I travel about one-third of the calendar year and often get asked about how I manage to stay on top of things with such a busy travel schedule.
No doubt, it’s challenging. I’ve been going in and out of airports, checking in and out of hotels, traveling between cities, etc. But the important thing to remember when you have a similarly hectic lifestyle is to maintain your work ethic.
Here are a few things you could do to help you stay on schedule despite a busy traveling agenda:
1. Hire Well
If you have to be at work every day and night because you’re the only person who can get things done, you’ll never leave your office. That’s fine, if you can afford to do that. But as you scale, the functions of your company will also increase.

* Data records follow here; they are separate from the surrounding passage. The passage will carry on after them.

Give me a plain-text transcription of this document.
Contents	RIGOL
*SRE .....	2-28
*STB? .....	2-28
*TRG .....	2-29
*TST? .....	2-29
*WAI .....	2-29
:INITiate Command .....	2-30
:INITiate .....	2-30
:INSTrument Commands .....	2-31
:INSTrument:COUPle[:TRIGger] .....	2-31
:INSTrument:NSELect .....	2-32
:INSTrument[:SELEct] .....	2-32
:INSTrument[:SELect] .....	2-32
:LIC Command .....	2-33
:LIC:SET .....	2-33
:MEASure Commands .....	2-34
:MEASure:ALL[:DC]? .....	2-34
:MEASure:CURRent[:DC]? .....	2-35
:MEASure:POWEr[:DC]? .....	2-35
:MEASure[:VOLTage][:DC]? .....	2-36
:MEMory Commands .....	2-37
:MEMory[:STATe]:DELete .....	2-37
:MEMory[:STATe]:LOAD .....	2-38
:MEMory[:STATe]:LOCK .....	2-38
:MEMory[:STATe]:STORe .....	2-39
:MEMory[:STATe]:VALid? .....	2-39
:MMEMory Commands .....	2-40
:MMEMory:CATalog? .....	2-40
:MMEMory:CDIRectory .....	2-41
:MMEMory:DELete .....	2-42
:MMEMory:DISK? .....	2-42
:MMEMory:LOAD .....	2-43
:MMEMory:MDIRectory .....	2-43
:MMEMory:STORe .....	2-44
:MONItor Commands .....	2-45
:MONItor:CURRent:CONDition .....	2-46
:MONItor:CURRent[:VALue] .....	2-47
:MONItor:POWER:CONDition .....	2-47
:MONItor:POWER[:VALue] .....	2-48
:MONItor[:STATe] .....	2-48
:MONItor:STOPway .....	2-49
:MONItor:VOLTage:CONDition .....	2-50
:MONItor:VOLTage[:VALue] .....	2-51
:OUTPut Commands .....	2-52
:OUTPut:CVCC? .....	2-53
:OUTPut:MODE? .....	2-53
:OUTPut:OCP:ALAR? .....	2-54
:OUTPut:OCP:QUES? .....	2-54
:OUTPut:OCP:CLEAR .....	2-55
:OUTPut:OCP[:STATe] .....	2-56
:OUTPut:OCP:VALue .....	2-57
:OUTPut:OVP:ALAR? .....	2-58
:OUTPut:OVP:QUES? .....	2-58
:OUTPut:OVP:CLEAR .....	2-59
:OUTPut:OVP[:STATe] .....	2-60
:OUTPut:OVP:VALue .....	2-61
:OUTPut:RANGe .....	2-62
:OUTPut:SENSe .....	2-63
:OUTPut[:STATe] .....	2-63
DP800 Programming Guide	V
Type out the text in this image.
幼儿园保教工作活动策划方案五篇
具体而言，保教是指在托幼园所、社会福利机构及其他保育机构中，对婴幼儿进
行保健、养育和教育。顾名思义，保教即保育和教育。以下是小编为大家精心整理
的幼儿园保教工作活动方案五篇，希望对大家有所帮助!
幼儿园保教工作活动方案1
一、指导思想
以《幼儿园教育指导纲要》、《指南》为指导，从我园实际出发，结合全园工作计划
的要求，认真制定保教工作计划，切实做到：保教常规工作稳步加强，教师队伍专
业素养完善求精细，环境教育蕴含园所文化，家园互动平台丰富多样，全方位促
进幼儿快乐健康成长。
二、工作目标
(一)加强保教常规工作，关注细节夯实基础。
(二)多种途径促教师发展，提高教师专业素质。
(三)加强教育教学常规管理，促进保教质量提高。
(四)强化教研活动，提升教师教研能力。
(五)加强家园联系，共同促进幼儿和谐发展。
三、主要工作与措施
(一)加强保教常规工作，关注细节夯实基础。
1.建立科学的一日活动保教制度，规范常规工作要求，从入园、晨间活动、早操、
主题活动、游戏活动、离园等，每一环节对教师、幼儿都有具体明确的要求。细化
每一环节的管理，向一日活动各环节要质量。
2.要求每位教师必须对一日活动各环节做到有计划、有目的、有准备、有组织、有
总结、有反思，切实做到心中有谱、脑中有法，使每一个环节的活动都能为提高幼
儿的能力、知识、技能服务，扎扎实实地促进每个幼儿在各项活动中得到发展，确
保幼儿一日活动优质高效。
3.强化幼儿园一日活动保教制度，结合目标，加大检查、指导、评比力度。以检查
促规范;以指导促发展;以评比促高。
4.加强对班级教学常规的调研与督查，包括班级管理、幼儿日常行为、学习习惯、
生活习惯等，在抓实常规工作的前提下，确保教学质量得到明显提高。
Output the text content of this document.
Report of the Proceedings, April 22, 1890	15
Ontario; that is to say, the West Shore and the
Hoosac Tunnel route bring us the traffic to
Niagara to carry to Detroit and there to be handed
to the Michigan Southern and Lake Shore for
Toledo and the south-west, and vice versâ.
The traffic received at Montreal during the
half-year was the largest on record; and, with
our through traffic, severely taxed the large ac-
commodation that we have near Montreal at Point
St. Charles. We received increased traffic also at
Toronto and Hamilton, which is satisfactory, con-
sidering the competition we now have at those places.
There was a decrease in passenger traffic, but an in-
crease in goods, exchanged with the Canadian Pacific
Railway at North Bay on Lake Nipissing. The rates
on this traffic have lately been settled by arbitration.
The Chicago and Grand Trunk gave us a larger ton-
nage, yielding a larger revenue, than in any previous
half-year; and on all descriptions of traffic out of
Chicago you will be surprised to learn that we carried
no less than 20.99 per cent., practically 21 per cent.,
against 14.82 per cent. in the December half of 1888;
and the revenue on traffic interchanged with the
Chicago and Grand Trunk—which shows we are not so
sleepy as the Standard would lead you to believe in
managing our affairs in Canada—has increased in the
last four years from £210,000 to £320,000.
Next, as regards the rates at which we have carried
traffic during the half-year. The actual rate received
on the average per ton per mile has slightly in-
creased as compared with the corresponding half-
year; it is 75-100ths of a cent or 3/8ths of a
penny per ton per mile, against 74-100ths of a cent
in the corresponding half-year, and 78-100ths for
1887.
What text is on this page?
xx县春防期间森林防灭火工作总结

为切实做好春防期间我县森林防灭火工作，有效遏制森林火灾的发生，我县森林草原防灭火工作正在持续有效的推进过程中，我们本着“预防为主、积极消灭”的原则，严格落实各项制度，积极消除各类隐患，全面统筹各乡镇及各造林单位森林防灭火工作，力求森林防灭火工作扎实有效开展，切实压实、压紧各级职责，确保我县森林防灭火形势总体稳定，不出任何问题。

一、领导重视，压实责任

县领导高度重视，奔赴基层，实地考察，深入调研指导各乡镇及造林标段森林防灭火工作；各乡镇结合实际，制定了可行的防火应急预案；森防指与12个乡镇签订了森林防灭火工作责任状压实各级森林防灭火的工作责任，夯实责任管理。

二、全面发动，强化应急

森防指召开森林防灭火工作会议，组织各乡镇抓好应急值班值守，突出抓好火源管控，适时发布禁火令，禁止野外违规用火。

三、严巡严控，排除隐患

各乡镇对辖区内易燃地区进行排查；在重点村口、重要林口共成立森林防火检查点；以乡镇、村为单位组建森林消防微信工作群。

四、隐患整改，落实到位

You’ll inevitably have to share the workload since you can’t possibly be in all places, all the time. Freeing up some mental space will allow you to target your attention and energy on the business tasks that matter the most. To get that extra bit of freedom, you have to hire extra talent. But make sure you hire extraordinary talent.
When flying abroad for a couple of weeks, you’ll only mentally detach yourself from pressing work issues if you’ve hired competent individuals who can get your vacated work done on time and to a high standard.
Follow these steps before hiring:
- Set qualifications for the type of candidate you need.
- Interview candidates thoroughly.
- If needed, set a sample test or exercise to filter out candidates.
2. Delegate Work Accordingly
It’s not easy to let go of the work pattern you’ve been following for many years. Once you get the right candidate, try to delegate some of your work to them so you don’t have to think twice about catching a flight to an important meeting with a potentially profitable client.
Even though it may be difficult at first, you’ll gradually become more comfortable entrusting work to them, especially if you’ve followed the steps above before hiring. The more work you can assign to your staff, the more you can go on business travels.
3. Trust Others
You can only delegate work to others when you trust their abilities. Again, if you hire the right candidate, this will eventually come easy.
A positive cycle effect can be created when everybody in a specific work process trusts each other. For example, when you show your trust in others, they’ll return that trust by performing well. Subsequently, you can entrust them with more work that will allow you to travel to presentations and seminars with a peace of mind.
4. Use Travel Time Wisely
For the times that you can’t delegate work to people in the office while you travel, here are tips on what you can do to stay on top of things:
- When standing in line at the airport, you can take out a notepad and think of new business ideas or take notes about important business issues.
- Rather than watching the in-flight entertainment, you should use this time to work on your laptop. The good thing about flights is that you won’t be disturbed by the office telephone or any of your colleagues. In fact, some of my best and biggest ideas for MOBE came to me during a long flight.
- When I worked in Perth many years ago, I would use the commute to perfect a big sales presentation or webinar by rehearsing and recording myself.
5. Recreate an Office Environment
When you’re staying in a hotel, you should place your laptop and documents similar to your office arrangement. Rather than treating the hotel as a place of recreation, treat it as a place of “work-away-from-work.” Replicating an office setup will help you engage in work better, thanks to an atmosphere that is now conducive to productivity.
Although downtime is important, ensure that you have a “work corner” where you can complete business tasks when needed. Taking your laptop to the hotel bed may be comfortable for the first few minutes, but you’ll soon start to nod off if you don’t have a designated work desk.
When I started out in the affiliate marketing industry, I spent the first few years working in my bedroom. Then in early 2011, I signed a lease for an office. Despite having only a little money, it was one of the best decisions I made because I was much more productive working in an undisturbed environment.
You can still work on a lot of tasks while traveling. However, it’s best to do the less important ones to increase productivity. For example, you can leave tasks like non-urgent emails for flights and commutes so that the time you have in the office is spent solely on critical business matters.
Lifehack reports that keeping email programs open is disruptive to efficiency. Rather, you should check emails five or six times a day and deal with them appropriately. So, either save those tiring emails for your travels or check on them sporadically throughout a normal working day.
Don’t think of traveling as a waste of work time; think of traveling as a great time to work.